En 1904, face au déclin des religions traditionnelles, l’allemand Max Weber, l’un des pères fondateurs de la sociologie moderne, avait introduit la notion de "désenchantement du monde".
Aujourd’hui, se focalisant sur les "nouveaux mouvements religieux" (ou NMR, un joli néologisme pour ne pas dire sectes), les sociologues des religions évoquent à leur tour son "réenchantement".
Certes, le retour de la pensée magique – si tant est qu’elle ait disparu – dans un monde éminemment matérialiste, est une évidence et mérite d’être étudiée comme il se doit.
Mais nos braves sociologues font preuve d’une pensée bien étriquée en ne s’intéressant à rien d’autre qu’aux fondamentalismes religieux au sein des grandes religions monothéistes et au réenchantement du monde par les nouvelles spiritualités.
Ils succombent ainsi à la pensée unique délivrée quotidiennement par nos journaux télévisés.

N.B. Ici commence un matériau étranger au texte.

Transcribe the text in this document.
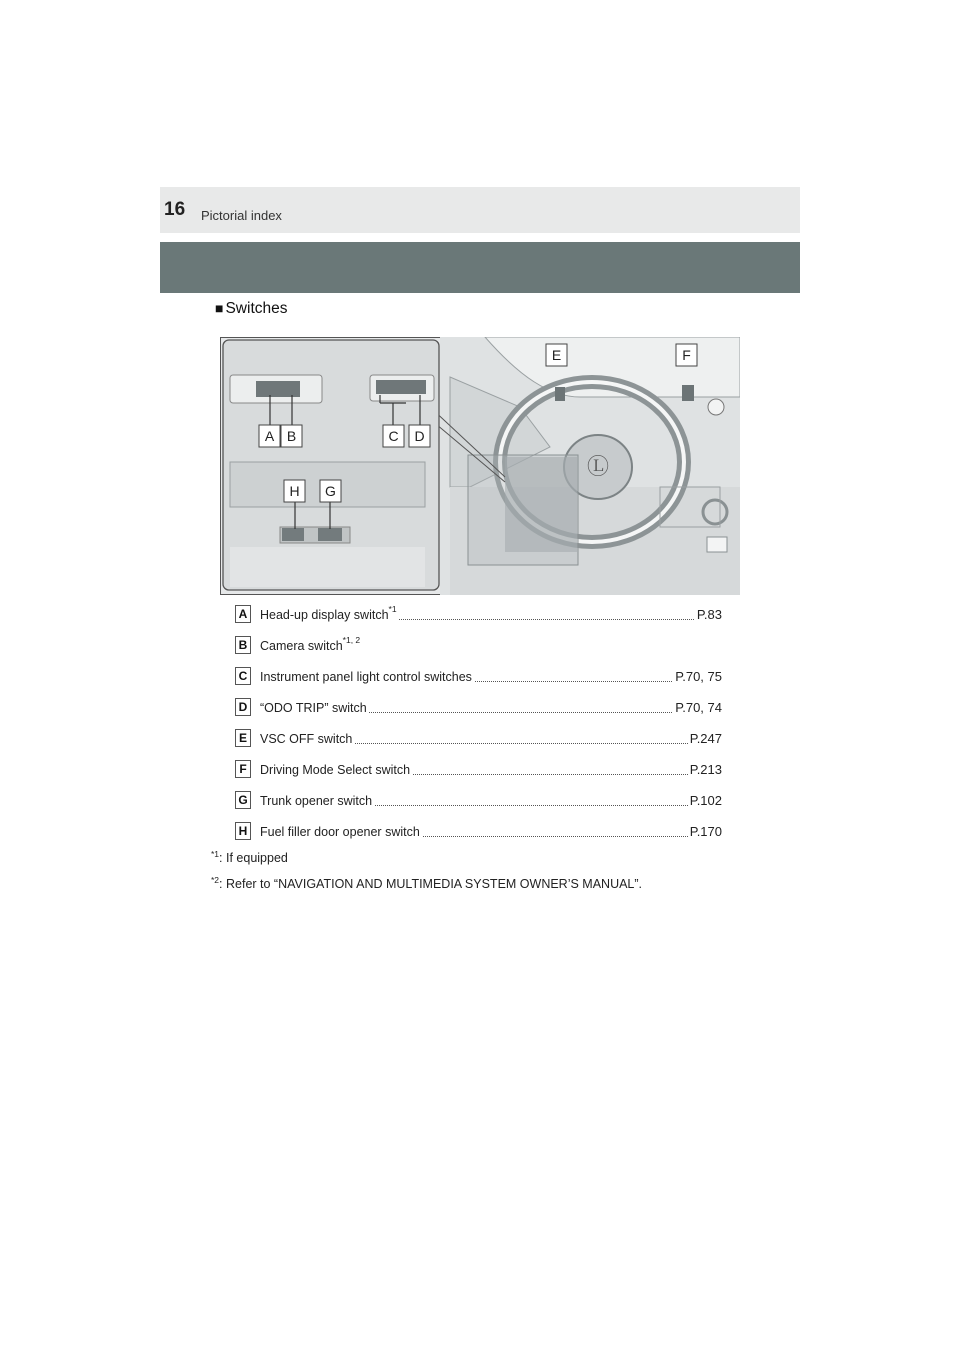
16 Pictorial index
■ Switches
Ⓛ
A B	C D
E	F
G
H
A Head-up display switch$^{*1}$	P.83
B Camera switch$^{*1, 2}$
C Instrument panel light control switches	P.70, 75
D “ODO TRIP” switch	P.70, 74
E	VSC OFF switch	P.247
F	Driving Mode Select switch	P.213
G Trunk opener switch	P.102
H Fuel filler door opener switch	P.170
$^{*1}$: If equipped
$^{*2}$: Refer to “NAVIGATION AND MULTIMEDIA SYSTEM OWNER’S MANUAL”.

Pendant que la sociologie regarde avec intérêt le déclin des formes religieuses traditionnelles et la nouvelle abondance de mouvements spirituels, la psychologie s’est cantonnée à la notion de manipulation mentale.
En médecine, l'addiction physique et/ou psychologique est clairement définie. Si l'adepte souhaite se débarrasser d'un produit mais n'y parvient pas, il y a addiction et le produit est déclaré addictif. Pas de jugement moral, c'est purement scientifique. Malheureusement, l'addiction psycho-sociale est plus complexe à définir.
Quant à la psychologie sociale contemporaine, instrumentalisée par les entreprises, elle a sombré dans l’utilitarisme des formes d’organisation collective en vue de la production.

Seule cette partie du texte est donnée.